Hi Chris, et al.,
There are definitely nods to cryptocurrency and specifically Bitcoin and
bitcoinj in the spec.
I've looked through the repos and communicated with Werner Keil (one of
the JSR "experts") about it. Here's what I've found so far.
1. Two main projects, the API (javax.money:money-api jar/artifact) and
RI (Reference Implementation, org.javamoney:moneta jar/artifact) The API
has a JSR license, the RI is Apache licensed. The Spec and API (and RI?)
are currently slated to be released as part of Java 9. The API and RI
implementations are built for Java 8 and later.

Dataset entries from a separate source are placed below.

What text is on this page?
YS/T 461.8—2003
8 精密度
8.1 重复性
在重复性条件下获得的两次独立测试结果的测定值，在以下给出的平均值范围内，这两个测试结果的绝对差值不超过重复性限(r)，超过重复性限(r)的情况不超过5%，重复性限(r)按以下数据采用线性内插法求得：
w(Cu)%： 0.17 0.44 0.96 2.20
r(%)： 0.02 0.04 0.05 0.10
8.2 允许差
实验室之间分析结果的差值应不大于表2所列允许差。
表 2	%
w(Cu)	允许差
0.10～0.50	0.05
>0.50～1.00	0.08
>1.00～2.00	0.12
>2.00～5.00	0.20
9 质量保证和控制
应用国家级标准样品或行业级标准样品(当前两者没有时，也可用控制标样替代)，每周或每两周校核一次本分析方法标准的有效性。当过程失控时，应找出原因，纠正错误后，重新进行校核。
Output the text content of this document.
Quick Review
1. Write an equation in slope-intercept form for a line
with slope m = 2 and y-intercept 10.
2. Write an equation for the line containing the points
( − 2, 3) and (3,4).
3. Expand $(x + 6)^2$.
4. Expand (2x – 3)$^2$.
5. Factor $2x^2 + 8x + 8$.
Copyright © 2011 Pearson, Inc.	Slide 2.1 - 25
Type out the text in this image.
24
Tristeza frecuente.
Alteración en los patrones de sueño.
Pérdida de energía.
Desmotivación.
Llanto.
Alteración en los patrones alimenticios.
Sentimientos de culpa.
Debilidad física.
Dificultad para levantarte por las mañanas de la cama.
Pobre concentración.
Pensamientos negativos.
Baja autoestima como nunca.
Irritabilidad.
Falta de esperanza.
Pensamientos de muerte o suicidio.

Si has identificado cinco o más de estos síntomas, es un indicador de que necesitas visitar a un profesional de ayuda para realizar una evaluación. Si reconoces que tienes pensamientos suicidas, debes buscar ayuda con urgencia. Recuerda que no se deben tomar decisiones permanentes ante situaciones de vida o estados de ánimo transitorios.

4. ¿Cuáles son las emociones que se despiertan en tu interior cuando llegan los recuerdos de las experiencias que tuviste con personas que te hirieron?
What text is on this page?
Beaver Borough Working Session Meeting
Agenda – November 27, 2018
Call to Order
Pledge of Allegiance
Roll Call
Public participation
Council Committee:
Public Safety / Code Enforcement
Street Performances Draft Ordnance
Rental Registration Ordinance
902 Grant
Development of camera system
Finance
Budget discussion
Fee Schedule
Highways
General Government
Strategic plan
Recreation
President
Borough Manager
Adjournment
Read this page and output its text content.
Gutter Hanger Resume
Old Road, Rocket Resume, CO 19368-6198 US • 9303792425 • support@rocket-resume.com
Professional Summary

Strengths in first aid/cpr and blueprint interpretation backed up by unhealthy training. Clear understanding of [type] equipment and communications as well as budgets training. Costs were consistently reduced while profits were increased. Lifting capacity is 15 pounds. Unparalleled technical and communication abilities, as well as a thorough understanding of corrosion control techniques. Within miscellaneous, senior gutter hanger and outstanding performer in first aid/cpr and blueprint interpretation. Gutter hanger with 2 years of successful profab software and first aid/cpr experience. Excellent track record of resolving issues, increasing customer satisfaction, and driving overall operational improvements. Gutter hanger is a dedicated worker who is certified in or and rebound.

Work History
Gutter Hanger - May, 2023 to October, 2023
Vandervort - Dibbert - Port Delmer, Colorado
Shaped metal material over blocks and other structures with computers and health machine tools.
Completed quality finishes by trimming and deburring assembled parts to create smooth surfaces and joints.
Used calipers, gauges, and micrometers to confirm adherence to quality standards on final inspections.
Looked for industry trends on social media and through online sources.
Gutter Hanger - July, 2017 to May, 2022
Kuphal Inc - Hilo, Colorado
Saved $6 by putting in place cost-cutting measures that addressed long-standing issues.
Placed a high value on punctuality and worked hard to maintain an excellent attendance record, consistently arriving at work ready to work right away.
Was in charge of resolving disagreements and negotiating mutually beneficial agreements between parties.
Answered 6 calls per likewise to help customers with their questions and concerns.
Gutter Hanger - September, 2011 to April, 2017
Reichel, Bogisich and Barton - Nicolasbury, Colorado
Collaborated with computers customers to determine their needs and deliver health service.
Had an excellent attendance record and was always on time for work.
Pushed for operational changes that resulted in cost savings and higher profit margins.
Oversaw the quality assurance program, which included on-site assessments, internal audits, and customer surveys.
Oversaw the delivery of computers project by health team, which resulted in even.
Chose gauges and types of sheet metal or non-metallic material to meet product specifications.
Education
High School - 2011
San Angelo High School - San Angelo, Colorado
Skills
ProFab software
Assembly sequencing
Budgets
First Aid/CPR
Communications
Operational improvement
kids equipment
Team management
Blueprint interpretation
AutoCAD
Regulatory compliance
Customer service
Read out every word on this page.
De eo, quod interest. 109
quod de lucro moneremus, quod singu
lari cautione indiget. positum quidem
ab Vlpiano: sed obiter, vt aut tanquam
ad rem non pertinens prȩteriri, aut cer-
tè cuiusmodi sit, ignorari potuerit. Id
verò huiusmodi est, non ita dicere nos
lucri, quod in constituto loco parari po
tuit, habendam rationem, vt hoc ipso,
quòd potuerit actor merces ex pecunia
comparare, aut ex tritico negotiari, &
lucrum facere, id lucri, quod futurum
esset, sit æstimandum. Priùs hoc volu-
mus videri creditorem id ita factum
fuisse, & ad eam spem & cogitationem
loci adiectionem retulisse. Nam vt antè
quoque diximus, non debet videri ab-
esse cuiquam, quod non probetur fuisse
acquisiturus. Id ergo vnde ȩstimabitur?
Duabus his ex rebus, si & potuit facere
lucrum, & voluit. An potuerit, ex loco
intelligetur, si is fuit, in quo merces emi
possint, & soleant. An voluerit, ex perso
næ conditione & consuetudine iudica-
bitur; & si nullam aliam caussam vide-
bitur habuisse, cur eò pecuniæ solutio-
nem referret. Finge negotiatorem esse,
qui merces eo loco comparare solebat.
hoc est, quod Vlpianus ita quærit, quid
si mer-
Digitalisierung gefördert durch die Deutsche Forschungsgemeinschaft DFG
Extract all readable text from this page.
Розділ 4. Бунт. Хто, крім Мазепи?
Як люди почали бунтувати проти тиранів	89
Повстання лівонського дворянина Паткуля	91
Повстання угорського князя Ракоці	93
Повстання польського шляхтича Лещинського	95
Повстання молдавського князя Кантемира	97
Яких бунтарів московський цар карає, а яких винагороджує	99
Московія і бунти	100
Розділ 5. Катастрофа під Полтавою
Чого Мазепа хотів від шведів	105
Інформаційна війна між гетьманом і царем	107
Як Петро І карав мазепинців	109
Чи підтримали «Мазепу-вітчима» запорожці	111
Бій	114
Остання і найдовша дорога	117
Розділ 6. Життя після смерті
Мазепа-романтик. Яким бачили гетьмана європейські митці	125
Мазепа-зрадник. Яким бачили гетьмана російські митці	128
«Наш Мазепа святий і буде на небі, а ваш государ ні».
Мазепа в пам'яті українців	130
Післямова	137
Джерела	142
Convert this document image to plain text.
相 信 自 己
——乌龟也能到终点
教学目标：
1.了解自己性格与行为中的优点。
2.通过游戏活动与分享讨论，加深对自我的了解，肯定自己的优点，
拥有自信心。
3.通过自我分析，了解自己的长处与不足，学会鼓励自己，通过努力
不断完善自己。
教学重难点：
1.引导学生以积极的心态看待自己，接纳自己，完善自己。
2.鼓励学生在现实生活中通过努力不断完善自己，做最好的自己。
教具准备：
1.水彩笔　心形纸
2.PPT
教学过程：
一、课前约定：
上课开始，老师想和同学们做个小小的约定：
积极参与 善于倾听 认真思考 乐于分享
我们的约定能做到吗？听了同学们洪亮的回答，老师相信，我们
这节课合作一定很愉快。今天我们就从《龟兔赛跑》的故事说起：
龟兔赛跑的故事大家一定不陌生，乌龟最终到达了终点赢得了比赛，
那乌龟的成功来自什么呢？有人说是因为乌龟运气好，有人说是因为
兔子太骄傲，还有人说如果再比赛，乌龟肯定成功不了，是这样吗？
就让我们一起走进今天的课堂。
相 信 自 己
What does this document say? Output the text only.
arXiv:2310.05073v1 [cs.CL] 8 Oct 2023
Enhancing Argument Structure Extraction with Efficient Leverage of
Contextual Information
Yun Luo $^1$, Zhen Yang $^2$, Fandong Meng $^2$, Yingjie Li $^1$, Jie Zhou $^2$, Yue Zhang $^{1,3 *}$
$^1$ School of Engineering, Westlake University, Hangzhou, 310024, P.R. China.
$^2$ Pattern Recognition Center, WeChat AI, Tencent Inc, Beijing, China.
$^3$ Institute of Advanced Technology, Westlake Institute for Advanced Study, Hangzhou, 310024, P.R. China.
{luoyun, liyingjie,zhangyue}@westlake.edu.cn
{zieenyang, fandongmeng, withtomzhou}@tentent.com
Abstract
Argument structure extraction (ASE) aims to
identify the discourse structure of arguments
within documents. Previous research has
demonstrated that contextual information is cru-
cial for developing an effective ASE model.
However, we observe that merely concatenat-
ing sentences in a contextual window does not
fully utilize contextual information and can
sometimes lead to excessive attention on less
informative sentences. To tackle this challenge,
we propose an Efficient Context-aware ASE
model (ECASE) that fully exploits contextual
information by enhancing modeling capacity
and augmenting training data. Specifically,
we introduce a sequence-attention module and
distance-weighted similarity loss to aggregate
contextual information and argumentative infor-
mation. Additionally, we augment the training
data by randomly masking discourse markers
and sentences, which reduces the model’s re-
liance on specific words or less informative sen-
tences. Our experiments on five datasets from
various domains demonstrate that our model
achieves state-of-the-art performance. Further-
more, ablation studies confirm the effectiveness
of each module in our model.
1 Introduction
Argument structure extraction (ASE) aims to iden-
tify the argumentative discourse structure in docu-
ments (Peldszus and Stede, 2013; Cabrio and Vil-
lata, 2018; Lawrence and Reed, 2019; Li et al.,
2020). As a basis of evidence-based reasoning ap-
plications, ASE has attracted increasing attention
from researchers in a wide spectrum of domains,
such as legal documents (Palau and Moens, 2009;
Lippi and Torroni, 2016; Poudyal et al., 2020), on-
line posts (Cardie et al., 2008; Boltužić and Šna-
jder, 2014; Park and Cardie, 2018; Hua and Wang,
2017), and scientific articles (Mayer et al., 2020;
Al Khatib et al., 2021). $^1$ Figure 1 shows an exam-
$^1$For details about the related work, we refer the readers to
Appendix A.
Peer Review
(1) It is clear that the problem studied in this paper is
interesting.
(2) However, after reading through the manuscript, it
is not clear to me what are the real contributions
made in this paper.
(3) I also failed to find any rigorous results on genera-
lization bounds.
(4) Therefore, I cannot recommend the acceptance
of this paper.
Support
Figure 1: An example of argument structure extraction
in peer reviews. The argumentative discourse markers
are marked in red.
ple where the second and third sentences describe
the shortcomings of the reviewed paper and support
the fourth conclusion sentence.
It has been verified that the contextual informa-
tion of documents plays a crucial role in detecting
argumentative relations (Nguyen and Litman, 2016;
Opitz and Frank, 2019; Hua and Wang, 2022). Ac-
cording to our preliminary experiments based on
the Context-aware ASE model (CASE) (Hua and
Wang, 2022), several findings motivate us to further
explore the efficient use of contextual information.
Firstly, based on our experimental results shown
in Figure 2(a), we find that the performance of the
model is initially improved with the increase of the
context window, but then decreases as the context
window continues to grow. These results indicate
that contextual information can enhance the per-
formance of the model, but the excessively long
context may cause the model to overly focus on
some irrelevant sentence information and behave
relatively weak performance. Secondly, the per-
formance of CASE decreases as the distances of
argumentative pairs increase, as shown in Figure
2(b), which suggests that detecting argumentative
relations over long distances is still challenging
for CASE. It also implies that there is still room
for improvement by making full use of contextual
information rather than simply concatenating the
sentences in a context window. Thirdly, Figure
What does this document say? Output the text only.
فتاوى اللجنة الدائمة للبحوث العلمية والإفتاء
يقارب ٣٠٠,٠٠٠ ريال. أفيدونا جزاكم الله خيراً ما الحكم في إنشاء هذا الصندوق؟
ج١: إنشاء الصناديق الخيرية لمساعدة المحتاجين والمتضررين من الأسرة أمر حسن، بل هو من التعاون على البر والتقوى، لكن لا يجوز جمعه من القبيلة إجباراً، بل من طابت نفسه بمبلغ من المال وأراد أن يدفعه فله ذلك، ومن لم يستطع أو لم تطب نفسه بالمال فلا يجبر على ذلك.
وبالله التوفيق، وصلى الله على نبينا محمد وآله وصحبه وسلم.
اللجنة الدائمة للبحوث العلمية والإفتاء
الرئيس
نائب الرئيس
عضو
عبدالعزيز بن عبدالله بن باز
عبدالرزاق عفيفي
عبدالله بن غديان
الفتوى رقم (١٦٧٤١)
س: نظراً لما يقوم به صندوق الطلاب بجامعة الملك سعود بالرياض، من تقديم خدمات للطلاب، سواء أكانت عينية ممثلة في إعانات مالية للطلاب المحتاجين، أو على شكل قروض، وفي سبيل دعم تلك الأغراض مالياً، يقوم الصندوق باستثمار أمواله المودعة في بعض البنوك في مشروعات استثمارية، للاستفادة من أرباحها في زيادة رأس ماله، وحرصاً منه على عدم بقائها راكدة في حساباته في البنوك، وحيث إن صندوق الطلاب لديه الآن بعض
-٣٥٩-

2. Example code for a BitcoinProvider that implements their
CurrencyProviderSpi (for adding a Bitcoin CurrencyUnit). As far as I can
tell this code only exists in a source code block in the User Guide, here:
https://github.com/JavaMoney/jsr354-ri/blob/master/src/main/asciidoc/userguide.adoc#214-registering-additional-currency-units
3. They have a Java Money Shelter project that is a "sandbox or
'sanctuary' for new ideas and modules" and are eager to have
contributors there:
https://github.com/JavaMoney/javamoney-shelter
4. In the Shelter project they have two Bitcoin ExchangeRateProvider
classes one for Mt. Gox (LOL!) and one for the Bitcoin.de service. (I'm
not familiar with the Bitcoin.de service or the status of the
ExchangeRateProvider class.) The source code is here:
https://github.com/msgilligan/javamoney-shelter/tree/master/digital-currency/bitcoin/src/main/java/org/javamoney/shelter/bitcoin/provider
Given the Java 8 dependency, I'm not sure how useful this stuff will be
for Android at the current time. I'm currently working on designing some
coin/currency JVM classes for the Omni Protocol (formerly Mastercoin)
which supports smart properties (aka user currencies) and am also
building on top of bitcoinj (using Address class, etc) and would like
the classes I'm building to be useful in Android wallets.
So it seems the right near-term approach for Omni Protocol (and perhaps
future versions of bitcoinj that support Java 6/7) are to have
coin/currency classes that can be easily mapped, extended, or wrapped to
work with JavaMoney.
I'll post an update if and when I have any further information.